Whether you're congested due to allergies or an upper respiratory infection, it can be miserable enough to interfere with your productivity, comfort and sleep cycles. While there's no sure-fire cure for the nasal congestion caused by blood vessel dilation and tissue inflammation, it can be temporarily relieved with the use of a topical decongestant spray.
Nasal decongestant sprays can be purchased over the counter and are available in many brands. Active ingredients in the sprays include oxymetazoline, xylometazoline, phenylephrine and ephedrine. These decongestants tend to work faster than their oral counterparts, and patients do not usually experience drowsiness when using the spray form.

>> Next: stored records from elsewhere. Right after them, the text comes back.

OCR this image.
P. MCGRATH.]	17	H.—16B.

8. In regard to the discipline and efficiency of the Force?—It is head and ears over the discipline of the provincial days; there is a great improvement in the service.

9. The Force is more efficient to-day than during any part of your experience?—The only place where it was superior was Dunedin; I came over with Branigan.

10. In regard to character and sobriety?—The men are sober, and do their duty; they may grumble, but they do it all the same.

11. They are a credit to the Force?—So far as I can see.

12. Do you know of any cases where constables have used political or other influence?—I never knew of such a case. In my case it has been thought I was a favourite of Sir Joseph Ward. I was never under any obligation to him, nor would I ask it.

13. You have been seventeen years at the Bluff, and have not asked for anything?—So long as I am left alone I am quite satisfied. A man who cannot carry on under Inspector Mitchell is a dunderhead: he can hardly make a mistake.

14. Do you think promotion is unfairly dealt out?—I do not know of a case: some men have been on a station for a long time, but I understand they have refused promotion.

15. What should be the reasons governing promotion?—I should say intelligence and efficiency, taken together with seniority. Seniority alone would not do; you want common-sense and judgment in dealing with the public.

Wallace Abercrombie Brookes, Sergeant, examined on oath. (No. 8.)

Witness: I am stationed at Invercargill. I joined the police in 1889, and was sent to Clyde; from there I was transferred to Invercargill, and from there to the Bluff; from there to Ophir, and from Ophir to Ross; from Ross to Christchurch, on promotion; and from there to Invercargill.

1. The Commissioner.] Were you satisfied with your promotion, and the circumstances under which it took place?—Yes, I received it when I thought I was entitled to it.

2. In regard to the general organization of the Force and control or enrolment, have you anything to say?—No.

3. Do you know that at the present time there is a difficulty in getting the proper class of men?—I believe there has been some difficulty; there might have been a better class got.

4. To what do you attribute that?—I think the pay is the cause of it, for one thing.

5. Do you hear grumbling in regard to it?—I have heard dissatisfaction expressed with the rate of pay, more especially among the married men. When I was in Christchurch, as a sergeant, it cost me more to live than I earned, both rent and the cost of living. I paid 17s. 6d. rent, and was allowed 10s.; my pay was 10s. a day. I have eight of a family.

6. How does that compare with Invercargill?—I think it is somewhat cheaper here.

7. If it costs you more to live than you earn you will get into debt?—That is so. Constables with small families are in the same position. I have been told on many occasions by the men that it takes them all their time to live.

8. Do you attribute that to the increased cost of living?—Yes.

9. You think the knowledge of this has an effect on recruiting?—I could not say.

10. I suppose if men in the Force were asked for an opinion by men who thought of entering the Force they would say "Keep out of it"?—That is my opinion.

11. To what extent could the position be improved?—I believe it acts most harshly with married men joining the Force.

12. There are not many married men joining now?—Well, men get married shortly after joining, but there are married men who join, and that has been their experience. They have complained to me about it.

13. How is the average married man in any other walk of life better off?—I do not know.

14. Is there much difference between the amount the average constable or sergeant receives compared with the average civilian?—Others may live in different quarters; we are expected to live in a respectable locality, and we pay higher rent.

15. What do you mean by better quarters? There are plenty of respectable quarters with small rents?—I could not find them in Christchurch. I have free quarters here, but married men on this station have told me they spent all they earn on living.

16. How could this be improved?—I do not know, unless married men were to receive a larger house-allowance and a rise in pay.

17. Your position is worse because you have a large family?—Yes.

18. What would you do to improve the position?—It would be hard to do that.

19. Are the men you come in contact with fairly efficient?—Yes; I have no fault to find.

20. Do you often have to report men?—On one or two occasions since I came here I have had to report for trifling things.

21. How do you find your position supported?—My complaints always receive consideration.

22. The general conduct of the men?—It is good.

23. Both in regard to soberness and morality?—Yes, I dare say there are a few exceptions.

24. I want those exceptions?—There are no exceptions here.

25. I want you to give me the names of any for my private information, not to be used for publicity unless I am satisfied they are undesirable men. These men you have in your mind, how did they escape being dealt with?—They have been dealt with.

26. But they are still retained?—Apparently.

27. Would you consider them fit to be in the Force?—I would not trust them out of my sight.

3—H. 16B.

To maximise the benefits of your nasal decongestant spray, blow your nose thoroughly before using the medication. Hold your head upright and place the nozzle inside of your nose, squeezing the bottle and inhaling. It's important to breathe in deeply to improve the medication's distribution. Continue to sniff several times after spraying to send the medicine deep into the nasal passages.
Each brand of nasal decongestant spray contains specific instructions for use, and dosage varies with short- and long-acting medications. Follow the dosing instructions or your physician's orders when using any nasal decongestant spray.
Nasal decongestant sprays are used for temporary relief of stuffy nose, sinus congestion and Eustachian tube fullness. As nasal membranes swell, they block the sinus passages and prevent them from draining effectively. When you use a decongestant spray, the medication reduces sinus tissue swelling, allowing sinuses to drain and nasal passages to open.
If you're experiencing an itchy or runny nose, decongestants are not the answer. Antihistamines are more effective for these types of symptoms.
Nasal decongestant sprays are generally safe, but some patients may experience short-term stinging, irritation or sinus dryness. The most common side effect of these medications, however, is "rebound congestion." When topical decongestants are used for more than three to five days, they become less effective. Patients require additional doses to achieve the same effect, and this overuse creates a dependency and actually exacerbates their congestion.
Rebound congestion typically resolves itself after being off of the offending medication for several days, but if dependency continues, it can cause permanent damage to the sinus membranes. This condition is called rhinitis medicamentosa, and it includes severe nasal dryness, stuffiness and even regular nose bleeds.
While nasal decongestant sprays are a convenient way of relieving annoying stuffiness, they're not for everyone. Consult your physician before using a nasal spray if you have a chronic medical condition, including heart disease, hypertension, diabetes, emphysema or thyroid disease.
Nasal decongestants may also exacerbate headaches or even cause strokes in patients taking some antidepressants, diet pills or anti-migraine drugs. Read medication labels carefully and discuss your medication list with a health practitioner if you're concerned about potential drug contraindications.